Плач девочки на скале.
Мэдлин.
Так ее зовут? Откуда я знаю ее имя?
И еще: каштаны падают с невидимого дерева на землю прямо у моих ног.
Скотт хочет заниматься психологией, точнее – психозами.
Кто такой этот Скотт?
Мадам Люпьон слегка косит, и у нее полная кухня написанных от руки кулинарных книг и имеется даже рецепт яблочного тарта Татен, который пекут «наизнанку», с карамелью и в специальной сковороде с низкими бортиками.
Я понятия не имею, кто такая мадам Люпьон, но подобная сковородка для яблочного пирога была у моего деда Мало.
Тут были Грег с Моникой и Ибрагим, он сделал себе татуировку и идет в «Эмнести интернешнл» в качестве адвоката по правам человека, так он сказал.
Кажется, будто я листаю книгу и не знаю, что сам ее написал.
А потом я замечаю, что изменилось по ту сторону стекла: свет стал другим.
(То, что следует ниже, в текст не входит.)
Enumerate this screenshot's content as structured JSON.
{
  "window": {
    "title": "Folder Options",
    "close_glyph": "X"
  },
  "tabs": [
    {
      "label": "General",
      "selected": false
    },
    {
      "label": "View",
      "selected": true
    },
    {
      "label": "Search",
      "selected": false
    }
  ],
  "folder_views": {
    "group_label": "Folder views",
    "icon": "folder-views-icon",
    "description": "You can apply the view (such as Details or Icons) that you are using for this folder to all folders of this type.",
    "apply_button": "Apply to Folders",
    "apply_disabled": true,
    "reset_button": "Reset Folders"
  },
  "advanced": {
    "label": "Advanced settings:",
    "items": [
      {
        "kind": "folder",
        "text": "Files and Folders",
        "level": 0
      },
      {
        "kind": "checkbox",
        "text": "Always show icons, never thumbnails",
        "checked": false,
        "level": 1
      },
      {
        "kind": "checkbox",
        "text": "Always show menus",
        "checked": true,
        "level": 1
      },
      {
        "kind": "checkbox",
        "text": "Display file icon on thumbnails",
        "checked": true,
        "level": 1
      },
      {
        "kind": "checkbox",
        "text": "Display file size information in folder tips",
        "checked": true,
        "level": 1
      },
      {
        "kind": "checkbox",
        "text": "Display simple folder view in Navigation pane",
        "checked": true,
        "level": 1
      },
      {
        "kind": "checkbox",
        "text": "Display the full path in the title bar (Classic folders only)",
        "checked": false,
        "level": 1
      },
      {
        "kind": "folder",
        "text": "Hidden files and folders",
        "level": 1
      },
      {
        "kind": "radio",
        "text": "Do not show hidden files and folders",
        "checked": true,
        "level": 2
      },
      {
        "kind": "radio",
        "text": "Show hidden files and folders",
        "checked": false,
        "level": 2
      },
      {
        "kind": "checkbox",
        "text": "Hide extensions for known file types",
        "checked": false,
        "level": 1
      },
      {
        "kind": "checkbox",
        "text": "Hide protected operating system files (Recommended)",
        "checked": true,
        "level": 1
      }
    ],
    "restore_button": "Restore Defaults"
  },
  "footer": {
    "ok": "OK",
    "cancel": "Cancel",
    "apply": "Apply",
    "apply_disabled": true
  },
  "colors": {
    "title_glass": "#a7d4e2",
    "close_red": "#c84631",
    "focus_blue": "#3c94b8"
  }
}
Спокойнее, слабее. Моя грудь превращается в камень, в котором с болью колотится каменное сердце.
Я один. Я совершенно один! Паника. Хочу закричать, хочу…
– Спокойно, – говорит женский голос, – спокойно, мистер Скиннер. Все хорошо, все хорошо, сестра Марион рядом. Ш-ш-ш, все хорошо. Звезды дышат, и вы тоже, все хорошо. Вы здесь в безопасности.